Handling awkward programs
Last updated on 2024-10-07 | Edit this page
Estimated time: 80 minutes
Overview
Questions
- How do I handle tools which don’t let me specify output file names?
- How do I define a rule where the output is a directory?
Objectives
- Add the FastQC tool to the pipeline
- Understand some different choices available when defining a rule
- Learn about the
directory()
function - Add multiple command lines to the
shell
section of a rule
For reference, this is the Snakefile you should have to start the episode.
Introducing FastQC
FastQC is a popular tool for scanning FASTQ files and producing a selection of quality plots.
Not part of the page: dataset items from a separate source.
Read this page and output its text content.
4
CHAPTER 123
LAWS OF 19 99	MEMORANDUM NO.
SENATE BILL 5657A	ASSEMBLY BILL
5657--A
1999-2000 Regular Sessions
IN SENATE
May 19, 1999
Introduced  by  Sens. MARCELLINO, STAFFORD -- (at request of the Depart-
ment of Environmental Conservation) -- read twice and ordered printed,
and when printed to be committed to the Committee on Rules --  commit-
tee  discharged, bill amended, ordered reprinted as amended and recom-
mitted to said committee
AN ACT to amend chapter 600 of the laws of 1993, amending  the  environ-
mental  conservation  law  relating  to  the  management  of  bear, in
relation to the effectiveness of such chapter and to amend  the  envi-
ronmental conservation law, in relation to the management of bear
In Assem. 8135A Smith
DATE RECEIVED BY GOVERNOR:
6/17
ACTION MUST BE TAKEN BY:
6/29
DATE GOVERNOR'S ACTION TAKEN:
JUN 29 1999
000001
It’s “fast” in that it runs quickly, and also in that you can normally use the default options so there is no configuration needed.
The program can be run interactively or in batch mode, where it saves out results as an HTML file plus a ZIP file. We’ll obviously need to use the batch mode to include it as part of our workflow, and we’ll see shortly that this presents a minor problem.
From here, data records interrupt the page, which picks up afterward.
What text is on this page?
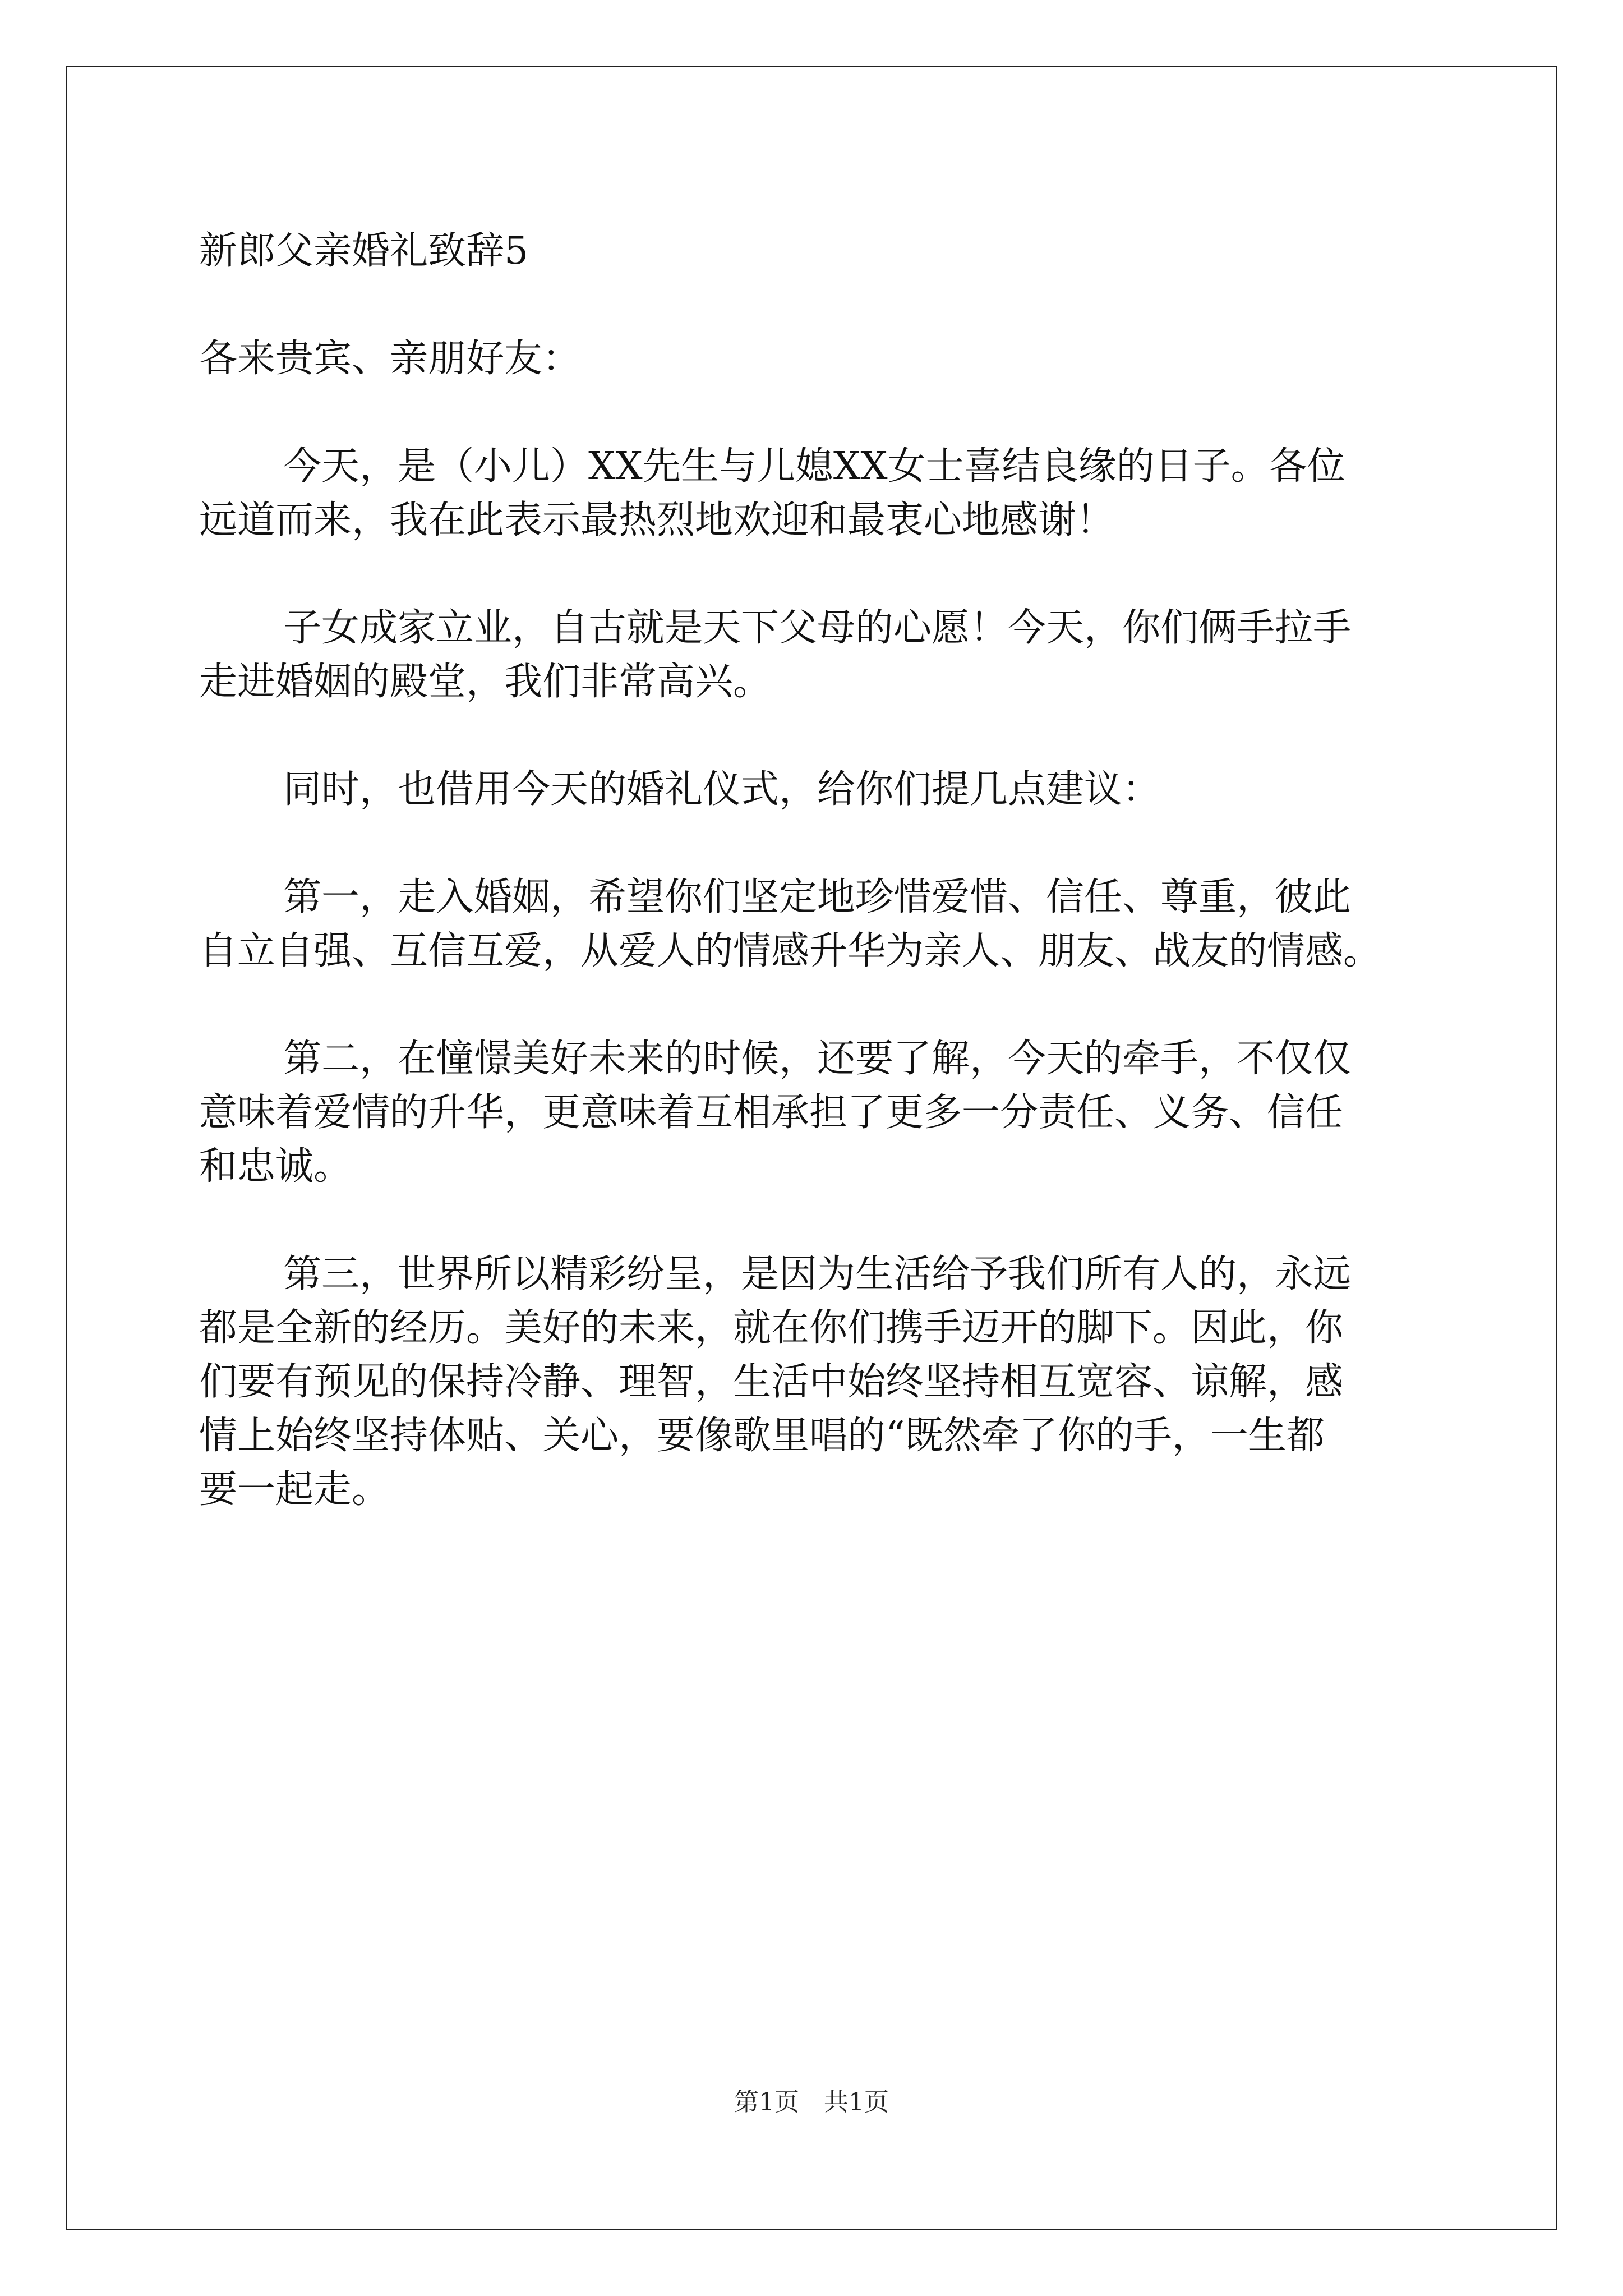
新郎父亲婚礼致辞5

各来贵宾、亲朋好友：

今天，是（小儿）XX先生与儿媳XX女士喜结良缘的日子。各位

远道而来，我在此表示最热烈地欢迎和最衷心地感谢！

子女成家立业，自古就是天下父母的心愿！今天，你们俩手拉手

走进婚姻的殿堂，我们非常高兴。

同时，也借用今天的婚礼仪式，给你们提几点建议：

第一，走入婚姻，希望你们坚定地珍惜爱惜、信任、尊重，彼此

自立自强、互信互爱，从爱人的情感升华为亲人、朋友、战友的情感。

第二，在憧憬美好未来的时候，还要了解，今天的牵手，不仅仅

意味着爱情的升华，更意味着互相承担了更多一分责任、义务、信任

和忠诚。

第三，世界所以精彩纷呈，是因为生活给予我们所有人的，永远

都是全新的经历。美好的未来，就在你们携手迈开的脚下。因此，你

们要有预见的保持冷静、理智，生活中始终坚持相互宽容、谅解，感

情上始终坚持体贴、关心，要像歌里唱的“既然牵了你的手，一生都

要一起走。

第1页　共1页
In general, real bioinformatics programs like FastQC can have quirks like:
- Not allowing you to specify input or output file names
- Outputting a whole directory of files
- Creating temporary files in various places
- Not supporting robust error handling
With a little care we can handle all these problems while still keeping our workflow tidy.
Adding a FastQC rule
We’ll first run FastQC on a single input file and see what is produced.
BASH
$ fastqc reads/ref_1_1.fq
$ ls -ltr reads
...
-rw-r--r-- 1 zenmaster users 464852 Jun 9 14:31 ref_1_1_fastqc.zip
-rw-r--r-- 1 zenmaster users 654810 Jun 9 14:31 ref_1_1_fastqc.html
It’s possible to supply multiple input files, but the resulting
output is exactly the same as if processing the files one at a time. Two
files are produced for each FASTQ file, and these files appear in the
same directory as the input file. The fastqc
command does
not let us choose the output filenames, but we can set an alternative
output directory.
BASH
$ fastqc --help
...
-o --outdir Create all output files in the specified output directory.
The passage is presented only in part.